Rather than attempting a top-to-bottom CRM endeavor from the start, Detroit-based General Motors is eating the proverbial elephant in pieces and starting with a slice of its business that it feels close to, its employees and their families.
While the test group appears small in size compared to the car company's overall reach with consumers and suppliers, the GM Family audience represents a significant piece of revenue for the firm. With more than 400,000 employees, GM estimates that the group actually makes up between 10% and 20% of its overall sales volume.
An area where GM is already bringing CRM to bear is in its employee vehicle-purchasing program. Workers and their families are eligible for deep discounts on GM trucks and cars, but a longstanding paper-based certification system was rife with inefficiency and corruption, according to Lisa Charney, executive director of enterprise customer management for GM. She estimates GM and its local dealers were losing some $40 million in revenues per year.
That's where one small piece of the overall CRM puzzle comes in. GM is using software from Siebel Systems Inc., San Mateo, Calif., to automate the certification system so members of GM Family enter a pin number at the dealership and get their verification on the spot.

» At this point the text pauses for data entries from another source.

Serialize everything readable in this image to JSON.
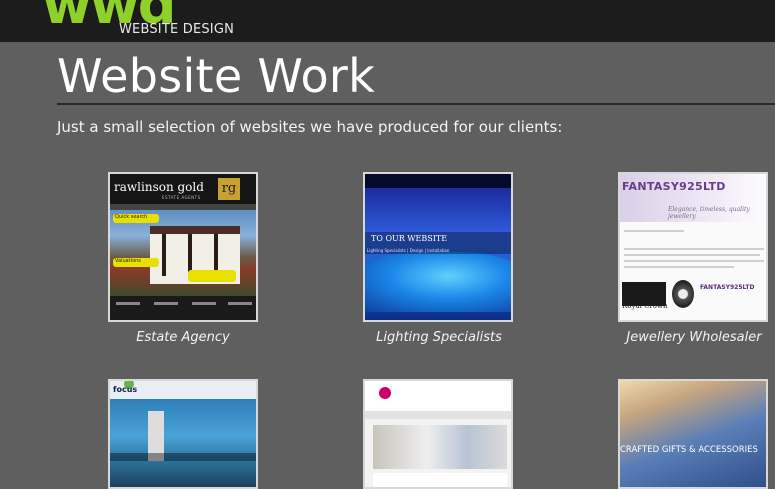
{
  "header": {
    "logo_mark": "wwd",
    "logo_sub": "WEBSITE DESIGN"
  },
  "page": {
    "title": "Website Work",
    "intro": "Just a small selection of websites we have produced for our clients:"
  },
  "portfolio": {
    "items": [
      {
        "caption": "Estate Agency",
        "thumb_brand": "rawlinson gold",
        "thumb_brand_sub": "ESTATE AGENTS",
        "thumb_logo": "rg",
        "thumb_tag_1": "Quick search",
        "thumb_tag_2": "Valuations"
      },
      {
        "caption": "Lighting Specialists",
        "thumb_welcome": "TO OUR WEBSITE",
        "thumb_sub": "Lighting Specialists | Design | Installation"
      },
      {
        "caption": "Jewellery Wholesaler",
        "thumb_brand": "FANTASY925LTD",
        "thumb_tag": "Elegance, timeless, quality jewellery",
        "thumb_brand_2": "FANTASY925LTD",
        "thumb_crown": "Royal Crown"
      },
      {
        "caption": "",
        "thumb_brand": "focus"
      },
      {
        "caption": ""
      },
      {
        "caption": "",
        "thumb_label": "CRAFTED GIFTS & ACCESSORIES"
      }
    ]
  },
  "colors": {
    "background": "#5f5f5f",
    "topbar": "#1c1c1c",
    "logo_green": "#8ed12a"
  }
}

"This was a great example of how we could make the dealers, one of our most important groups, much happier. And the fraud is removed from the system at the same time," Charney said.
The Siebel eAutomotive package includes applications for sales, marketing, call center management, and field service. GM is in the process of building functionality around each area to deliver to the GM Family audience. Thus far the focus has been on developing call center applications and tools like the employee discount program.
Kurt Olnhausen, general manager of Siebel's automotive group, applauds GM for tackling a smaller, but significant part of its business first. "Using a large pilot that is also a real day-to-day operation is a truly unique methodology," he said.
According to Charney, Siebel was the leading contender to win its business from the start, based largely on its ability to cater to massive organizations, though she concedes "it does miss the mark on some very deep requirements, but those are things that you can customize."
Charney admits that most of the letdown is with the analytical applications built into the software package, though she credits Siebel's professional services group and senior executives with playing a critical role in the early success of C3RM.
The six month-old CRM effort aims to be wholly self-financed, a target Charney claims the company is already reaching. She estimates that roughly 20% of the project's $20 million-plus startup costs have already been paid off, using a system of fees that the CRM group charges various GM divisions for aiding in the handling of customer services.
For instance, if Charney's group answers a customer's simple billing question for GMAC Mortgage, it gets a fee paid by the business unit for handling the call. That fee helps defray CRM costs. Charney's group also generates leads for the various business units when interacting with GM Family customers. C3RM is also working with some of GM's partner companies already, providing similar services.
"The GM supplier audience is the same as the family group," said Charney. "We know a lot about them because they're part of the larger family. We're building on all these relationships to prove ourselves fast."
Looking forward, Charney said GM is planning to move C3RM into new areas rapidly. For its next step, the group is creating a GM Family credit card that will serve as a membership tool for the entire CRM program.
The project is already attracting widespread recognition for its lofty goals and execution. Researchers Gartner Inc., Stamford, Conn., recently gave C3RM an award as one of the leading CRM deployments it has studied.